Channel substrate
What it does
Customers reach Ratiba through five surfaces — WhatsApp messages, voice calls, the embedded web widget, Instagram DMs, and Messenger DMs — plus one outbound-only SMS notification sink for reminder fallback. The substrate's job is to make those five surfaces look the same to the conversation FSM.
The thesis ADR-0009 commits to: channels are I/O adapters with capability flags and identity-resolution semantics, not first-class branches in the FSM. There is exactly one booking graph, one cancel graph, one reschedule graph; the channel an inbound message arrived on is metadata on the state, never a branch in the LangGraph compile.
Each adapter declares five capability flags — tier, identity_anchor, session_window_seconds, supports_payment_inline, supports_rich_media — and the substrate routes per-channel runtime behaviour off those flags. Tier-1 (WhatsApp + voice) anchors identity on phone metadata that the channel itself supplies — the customer's phone is known the instant the webhook lands or the SIP leg picks up. Tier-2 (web + Instagram + Messenger) anchors identity on a session token (cookie or PSID) and captures phone progressively via a COLLECT_PHONE FSM entry-state, since none of those surfaces hand you a verified phone for free. SMS is not a channel — it's a one-way NotificationSink (Africa's Talking) used only for reminder fallback when a Tier-2 customer is outside their 24h session window. Same dispatcher, six surfaces, one FSM.
How it fits in the system
The dotted arrows are external-provider edges. The Meta Cloud API serves three of the five channels — WhatsApp, Instagram, and Messenger share a single inbound webhook envelope shape and a single Graph API outbound surface (per ADR-0008 for WhatsApp and ADR-0009 D9 for the IG/Messenger extension). LiveKit handles voice; Africa's Talking is the SMS sink only — never an inbound channel.
How it flows
The seam is the dispatch_inbound_message call: above it, every adapter is doing channel-specific I/O (HMAC verification, session cookies, SIP audio frames); below it, the FSM is uniform.
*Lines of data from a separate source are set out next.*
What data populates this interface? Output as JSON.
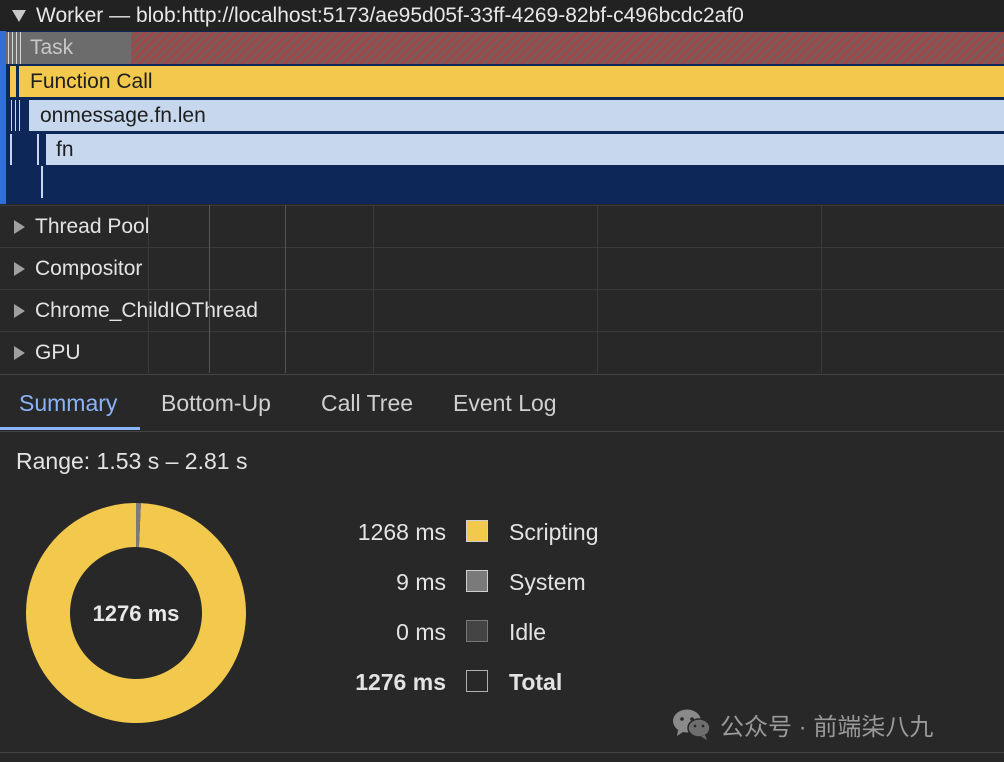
{
  "flame": {
    "worker_title": "Worker — blob:http://localhost:5173/ae95d05f-33ff-4269-82bf-c496bcdc2af0",
    "task_label": "Task",
    "function_call_label": "Function Call",
    "onmessage_label": "onmessage.fn.len",
    "fn_label": "fn"
  },
  "tracks": [
    {
      "label": "Thread Pool"
    },
    {
      "label": "Compositor"
    },
    {
      "label": "Chrome_ChildIOThread"
    },
    {
      "label": "GPU"
    }
  ],
  "tabs": [
    {
      "label": "Summary",
      "active": true
    },
    {
      "label": "Bottom-Up",
      "active": false
    },
    {
      "label": "Call Tree",
      "active": false
    },
    {
      "label": "Event Log",
      "active": false
    }
  ],
  "summary": {
    "range": "Range: 1.53 s – 2.81 s",
    "donut_center": "1276 ms",
    "rows": [
      {
        "value": "1268 ms",
        "name": "Scripting",
        "color": "#f2c94c",
        "bold": false
      },
      {
        "value": "9 ms",
        "name": "System",
        "color": "#7a7a7a",
        "bold": false
      },
      {
        "value": "0 ms",
        "name": "Idle",
        "color": "#444444",
        "bold": false
      },
      {
        "value": "1276 ms",
        "name": "Total",
        "color": "transparent",
        "bold": true
      }
    ]
  },
  "chart_data": {
    "type": "pie",
    "categories": [
      "Scripting",
      "System",
      "Idle"
    ],
    "values": [
      1268,
      9,
      0
    ],
    "total": 1276
  },
  "watermark": {
    "text": "公众号 · 前端柒八九"
  }
}
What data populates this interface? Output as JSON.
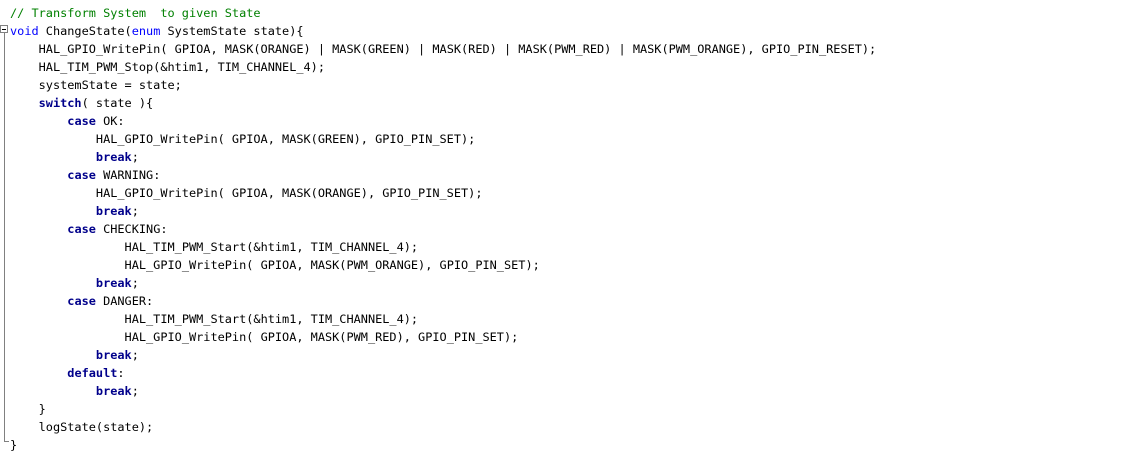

The reply travels back the same way — the FSM emits plain text, and the adapter renders it per its channel's idiom (WhatsApp gets asterisk-bold, voice gets TTS audio, the web widget gets markdown).
Capability flags in detail
Every concrete adapter class sets five class-level flags. The substrate reads these at runtime — they control routing, identity lookup, and session-window enforcement without a single if channel == X branch in the FSM.
| Flag | Type | Meaning |
|---|---|---|
tier | Tier enum | TIER_1 (phone known from inbound metadata) or TIER_2 (phone captured later) |
identity_anchor | str | The credential the resolver uses for identity lookup: "phone" (Tier-1) or "session_cookie" / "psid" (Tier-2) |
session_window_seconds | int or None | If set, the adapter enforces a session window; None means no window (WhatsApp, voice) |
supports_payment_inline | bool | Whether an M-Pesa STK push can fire while the customer is on this channel (True for WhatsApp + voice; False for Tier-2 channels that lack verified phone) |
supports_rich_media | bool | Whether the channel can render images, buttons, or card payloads beyond plain text |
The dispatcher reads supports_payment_inline before initiating an STK push. If a Tier-2 customer has not yet completed COLLECT_PHONE, customer.phone_e164 is NULL and the payment flag is False regardless — payment is deferred to after phone verification. See Payments for the full payment gate logic.
Tier-1 channels
WhatsApp and voice are Tier-1: the customer's E.164 phone number arrives in inbound provider metadata before the first FSM turn starts. For WhatsApp, messages[0].from in the Meta Cloud API payload carries the sender's phone. For voice, the LiveKit SIP leg's caller-ID is resolved via public.tenants.did_phone_number before the TenantContext ContextVar is set. No COLLECT_PHONE gate is needed on either surface.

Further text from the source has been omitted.